Din konusunda uzman olmayanların benzer açıklamalarda bulunmaması gerektiğini, çünkü insanların bu tür açıklamalara itibar ettiğini dile getiren Balcı, "İtibar edilince de fecaat ortaya çıkıyor ve bu sefer de dine dışardan bakan insanlara sürekli malzeme veriliyor ve bu dine zarar vermekten başka bir şeye yaramıyor" dedi ve sözlerini şöyle tamamladı:

Ezcümle, erken döneme ait kaynaklardan bu tür iddiaların hiçbirisine rastlanmaz, böyle bir şey yok. Bu ne sahabenin ne tabiinin ne de daha sonraki alimlerin gündemine gelmiştir. Bu birileri tarafından üretilmiş bir şeydir.
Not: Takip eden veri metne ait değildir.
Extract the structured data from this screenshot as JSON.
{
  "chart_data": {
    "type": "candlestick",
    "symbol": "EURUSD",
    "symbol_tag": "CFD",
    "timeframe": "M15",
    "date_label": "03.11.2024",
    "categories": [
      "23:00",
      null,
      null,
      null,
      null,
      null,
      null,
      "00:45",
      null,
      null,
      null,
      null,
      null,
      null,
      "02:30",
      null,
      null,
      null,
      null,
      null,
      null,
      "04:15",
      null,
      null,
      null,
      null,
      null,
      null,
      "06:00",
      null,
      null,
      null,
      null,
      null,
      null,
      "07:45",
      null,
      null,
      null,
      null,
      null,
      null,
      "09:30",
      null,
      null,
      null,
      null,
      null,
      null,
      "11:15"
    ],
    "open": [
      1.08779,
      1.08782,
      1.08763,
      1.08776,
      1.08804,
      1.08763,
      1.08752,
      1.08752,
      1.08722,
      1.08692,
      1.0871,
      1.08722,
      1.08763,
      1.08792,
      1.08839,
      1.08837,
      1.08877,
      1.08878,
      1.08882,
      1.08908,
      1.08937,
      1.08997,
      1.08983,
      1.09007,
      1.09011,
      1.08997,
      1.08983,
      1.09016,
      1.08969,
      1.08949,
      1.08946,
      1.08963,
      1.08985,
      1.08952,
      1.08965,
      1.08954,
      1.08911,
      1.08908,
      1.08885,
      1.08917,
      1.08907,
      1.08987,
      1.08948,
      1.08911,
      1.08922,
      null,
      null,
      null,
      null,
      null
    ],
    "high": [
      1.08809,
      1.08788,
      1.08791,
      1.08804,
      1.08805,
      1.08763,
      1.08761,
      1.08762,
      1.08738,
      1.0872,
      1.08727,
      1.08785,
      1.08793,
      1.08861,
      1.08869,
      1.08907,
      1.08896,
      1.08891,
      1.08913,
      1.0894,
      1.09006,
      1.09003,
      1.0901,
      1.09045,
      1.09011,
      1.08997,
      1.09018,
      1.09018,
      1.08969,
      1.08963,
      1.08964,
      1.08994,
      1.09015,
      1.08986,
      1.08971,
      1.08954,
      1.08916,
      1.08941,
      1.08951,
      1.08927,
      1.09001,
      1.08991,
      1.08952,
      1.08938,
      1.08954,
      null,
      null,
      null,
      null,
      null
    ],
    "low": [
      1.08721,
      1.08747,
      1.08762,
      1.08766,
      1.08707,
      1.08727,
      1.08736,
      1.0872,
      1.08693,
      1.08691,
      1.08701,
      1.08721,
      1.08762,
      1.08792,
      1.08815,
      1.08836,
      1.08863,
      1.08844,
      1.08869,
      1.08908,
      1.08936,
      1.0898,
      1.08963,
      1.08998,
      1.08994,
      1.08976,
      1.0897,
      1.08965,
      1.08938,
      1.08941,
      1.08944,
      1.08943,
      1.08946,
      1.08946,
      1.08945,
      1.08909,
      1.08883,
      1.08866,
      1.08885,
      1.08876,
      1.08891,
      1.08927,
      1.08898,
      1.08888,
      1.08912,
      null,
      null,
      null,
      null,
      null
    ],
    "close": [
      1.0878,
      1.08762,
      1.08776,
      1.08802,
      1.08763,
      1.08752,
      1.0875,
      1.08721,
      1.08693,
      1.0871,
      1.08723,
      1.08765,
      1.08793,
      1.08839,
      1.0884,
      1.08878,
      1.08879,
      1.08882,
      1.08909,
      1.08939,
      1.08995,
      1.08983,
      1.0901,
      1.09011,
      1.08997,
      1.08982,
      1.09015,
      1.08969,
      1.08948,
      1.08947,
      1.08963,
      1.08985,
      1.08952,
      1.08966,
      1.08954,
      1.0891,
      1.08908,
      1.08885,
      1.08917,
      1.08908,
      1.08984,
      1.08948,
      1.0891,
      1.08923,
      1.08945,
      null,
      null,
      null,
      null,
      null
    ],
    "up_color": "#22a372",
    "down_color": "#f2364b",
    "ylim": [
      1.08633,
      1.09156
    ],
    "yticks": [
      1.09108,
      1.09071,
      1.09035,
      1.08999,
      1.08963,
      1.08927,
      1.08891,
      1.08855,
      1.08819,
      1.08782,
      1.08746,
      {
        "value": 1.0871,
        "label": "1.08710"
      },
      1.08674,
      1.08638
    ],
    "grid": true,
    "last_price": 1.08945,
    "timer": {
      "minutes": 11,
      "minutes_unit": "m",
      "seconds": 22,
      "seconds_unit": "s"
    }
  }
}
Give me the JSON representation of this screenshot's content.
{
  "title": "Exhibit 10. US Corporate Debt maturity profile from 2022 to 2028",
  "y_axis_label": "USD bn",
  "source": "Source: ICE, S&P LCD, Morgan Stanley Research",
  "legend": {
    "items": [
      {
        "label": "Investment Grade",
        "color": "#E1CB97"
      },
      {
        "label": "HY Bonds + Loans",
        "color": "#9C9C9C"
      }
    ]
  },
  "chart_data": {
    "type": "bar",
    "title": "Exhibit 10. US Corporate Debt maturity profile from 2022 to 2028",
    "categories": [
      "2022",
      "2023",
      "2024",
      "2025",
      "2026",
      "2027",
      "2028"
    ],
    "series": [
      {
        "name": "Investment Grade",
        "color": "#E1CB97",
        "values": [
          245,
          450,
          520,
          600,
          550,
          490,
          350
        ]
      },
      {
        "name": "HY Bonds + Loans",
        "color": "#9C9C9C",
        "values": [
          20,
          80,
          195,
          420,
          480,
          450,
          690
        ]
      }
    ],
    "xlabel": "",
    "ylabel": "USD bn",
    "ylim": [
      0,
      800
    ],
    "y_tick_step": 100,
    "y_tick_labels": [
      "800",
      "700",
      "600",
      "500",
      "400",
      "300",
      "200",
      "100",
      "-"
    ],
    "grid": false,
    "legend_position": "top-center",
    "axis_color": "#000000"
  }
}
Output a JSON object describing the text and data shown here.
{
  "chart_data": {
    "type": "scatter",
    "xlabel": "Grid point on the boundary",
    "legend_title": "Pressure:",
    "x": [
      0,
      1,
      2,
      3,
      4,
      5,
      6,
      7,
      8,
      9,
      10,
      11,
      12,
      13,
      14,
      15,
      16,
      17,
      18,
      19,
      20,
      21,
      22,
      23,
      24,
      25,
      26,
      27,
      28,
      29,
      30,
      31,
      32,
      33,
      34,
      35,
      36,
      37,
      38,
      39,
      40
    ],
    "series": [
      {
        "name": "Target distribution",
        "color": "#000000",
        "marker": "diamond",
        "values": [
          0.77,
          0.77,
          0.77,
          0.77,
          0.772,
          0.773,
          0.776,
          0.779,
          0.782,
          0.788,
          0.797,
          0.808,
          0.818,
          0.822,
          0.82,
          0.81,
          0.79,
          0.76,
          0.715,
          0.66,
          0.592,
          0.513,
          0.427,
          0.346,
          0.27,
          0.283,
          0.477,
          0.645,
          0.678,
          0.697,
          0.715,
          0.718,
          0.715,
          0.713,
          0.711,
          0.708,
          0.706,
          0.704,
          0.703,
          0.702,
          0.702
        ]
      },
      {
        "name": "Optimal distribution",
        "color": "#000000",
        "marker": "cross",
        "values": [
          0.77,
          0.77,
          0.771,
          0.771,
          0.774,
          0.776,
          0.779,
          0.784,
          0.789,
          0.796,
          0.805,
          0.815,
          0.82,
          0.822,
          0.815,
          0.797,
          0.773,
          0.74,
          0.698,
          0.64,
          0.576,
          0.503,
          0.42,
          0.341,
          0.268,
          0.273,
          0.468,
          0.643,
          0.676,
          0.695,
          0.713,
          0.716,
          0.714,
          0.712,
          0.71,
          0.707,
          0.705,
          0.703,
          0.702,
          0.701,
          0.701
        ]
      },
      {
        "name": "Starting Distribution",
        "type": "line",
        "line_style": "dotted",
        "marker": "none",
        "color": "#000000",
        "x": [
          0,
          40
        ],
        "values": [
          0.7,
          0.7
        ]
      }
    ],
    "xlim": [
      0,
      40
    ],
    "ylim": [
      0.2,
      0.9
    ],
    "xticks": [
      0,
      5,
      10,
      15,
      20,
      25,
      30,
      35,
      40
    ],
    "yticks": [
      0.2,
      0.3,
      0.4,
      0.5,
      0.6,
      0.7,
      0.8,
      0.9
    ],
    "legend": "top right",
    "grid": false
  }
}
Nitekim ilgili zat bu iddiayı savunurken Süyüti''den (Celâleddîn Süyûtî, Arap din bilgini) alıntı yapıyor. Süyüti ise oldukça geç döneme ait bir kaynak. Dolayısıyla oldukça geç döneme ait bir kaynakta bir iddia var diye bunu getirip insanlara bilgi diye sunup, hele hele dini değerler üzerinden bu tür fecaatlere yol açmak dine zarar vermekten başka hiçbir anlama gelmiyor. Şiddetle kınıyorum. Bunların dinde yeri yoktur. Lütfen halkımız bunlara itibar etmesin."